Pick of the Week - Wells Fargo (Zimbabwe)
Some Zimrock to go with your Zamrock? Here's a collection of mid-Seventies singles from Zimbabwe's Wells Fargo.
It doesn't seem that the term Zimrock has caught on to the extent that Zamrock (rock music from Zambia) did. I'm not quite up to speed on either category, but I ran across a song by Wells Fargo recently and one thing led to another. It turns out that there's an 11-song collection of their singles from the mid-Seventies at Bandcamp.
To my ear, their music is kind of in the vein of late-Sixties heavy psychedelia, for lack of a better term. Closer to Iron Butterfly and that sort, although Hendrix, Black Sabbath, Deep Purple, The Who, and Ten Years After are groups cited as influences.
Most lyrics are in English, with the exception of "Bwanane," embedded below. It opens with (if I'm not mistaken) the guitarist playing a snip from "Norweigan Wood."
Here's the Bandcamp blurb:
Wells Fargo were a heavy rock band from Zimbabwe who rose to national prominence in the mid-'70s during their country's civil war. Formed by drummer Ebba Chitambo, the band took their name from an American cowboy comic book after seeing the name printed on the side of a wagon.
Just as the hippie era came to an end in America, a second 60s was beginning. In what is now Zimbabwe, young people created a rock and roll counterculture that drew inspiration from hippie ideals and the sounds of Hendrix and Deep Purple. The kids in the scene called their music “heavy,” because they could feel its impact, and it resonated from Zambia to Nigeria.
At its peak in the mid-70s, the heavy rock scene united tens of thousands of young progressives of all racial and social backgrounds. The country was called Rhodesia then, one of the last bastions of white rule in Africa, and heavy rockers defied segregation laws and secret police to make a stand for democratic change.

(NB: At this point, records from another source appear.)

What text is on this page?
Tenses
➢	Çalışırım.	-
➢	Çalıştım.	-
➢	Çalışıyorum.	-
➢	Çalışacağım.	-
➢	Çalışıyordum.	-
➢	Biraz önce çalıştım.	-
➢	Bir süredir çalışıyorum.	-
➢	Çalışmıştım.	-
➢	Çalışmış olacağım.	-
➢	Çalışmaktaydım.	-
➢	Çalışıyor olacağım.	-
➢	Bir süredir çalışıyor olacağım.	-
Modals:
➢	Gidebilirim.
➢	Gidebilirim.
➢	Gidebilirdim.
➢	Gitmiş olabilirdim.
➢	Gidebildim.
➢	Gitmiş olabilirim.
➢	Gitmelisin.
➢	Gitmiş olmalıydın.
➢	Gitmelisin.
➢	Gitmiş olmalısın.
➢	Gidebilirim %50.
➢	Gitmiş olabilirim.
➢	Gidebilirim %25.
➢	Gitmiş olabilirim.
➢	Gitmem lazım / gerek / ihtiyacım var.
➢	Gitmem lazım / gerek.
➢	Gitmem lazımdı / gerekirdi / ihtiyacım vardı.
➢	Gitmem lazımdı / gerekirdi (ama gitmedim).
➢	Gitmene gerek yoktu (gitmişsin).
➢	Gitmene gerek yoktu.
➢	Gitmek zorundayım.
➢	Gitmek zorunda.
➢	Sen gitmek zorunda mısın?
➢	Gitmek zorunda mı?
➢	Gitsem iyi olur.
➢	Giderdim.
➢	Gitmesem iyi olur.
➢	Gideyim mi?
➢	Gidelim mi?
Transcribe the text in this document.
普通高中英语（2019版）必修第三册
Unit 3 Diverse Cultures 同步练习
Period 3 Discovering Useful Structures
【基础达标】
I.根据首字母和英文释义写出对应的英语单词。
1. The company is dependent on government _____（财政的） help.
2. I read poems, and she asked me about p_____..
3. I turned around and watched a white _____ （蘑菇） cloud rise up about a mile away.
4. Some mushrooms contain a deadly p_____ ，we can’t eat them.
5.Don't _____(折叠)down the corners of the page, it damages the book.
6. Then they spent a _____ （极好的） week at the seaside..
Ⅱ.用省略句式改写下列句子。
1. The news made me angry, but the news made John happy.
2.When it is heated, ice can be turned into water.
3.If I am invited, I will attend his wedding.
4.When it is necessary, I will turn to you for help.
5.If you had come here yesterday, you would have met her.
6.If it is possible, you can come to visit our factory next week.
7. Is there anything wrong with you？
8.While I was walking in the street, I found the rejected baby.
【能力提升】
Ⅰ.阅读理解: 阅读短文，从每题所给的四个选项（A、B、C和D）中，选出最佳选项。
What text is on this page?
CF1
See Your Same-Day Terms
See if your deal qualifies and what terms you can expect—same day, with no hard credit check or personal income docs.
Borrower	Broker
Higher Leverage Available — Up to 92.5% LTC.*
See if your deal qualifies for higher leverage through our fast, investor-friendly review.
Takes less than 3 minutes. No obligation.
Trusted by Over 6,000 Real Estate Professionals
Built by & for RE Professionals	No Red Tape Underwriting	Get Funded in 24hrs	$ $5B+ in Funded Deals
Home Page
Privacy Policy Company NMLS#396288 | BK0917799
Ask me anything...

Wells Fargo was at the forefront of the scene, and the title track of this album, Watch Out, was the anthem of the counterculture. This is the first time their music has been issued outside of Zimbabwe. Matthew Shechmeister tells the story of Wells Fargo drawing on interviews with the band’s remaining members and numerous trips to Zimbabwe to investigate the genesis of the heavy rock scene under Ian Smith’s oppressive government, and its dissipation after Zimbabwe’s liberation. Never-before-published photographs and rare ephemera color the vibrant era of which this band was part.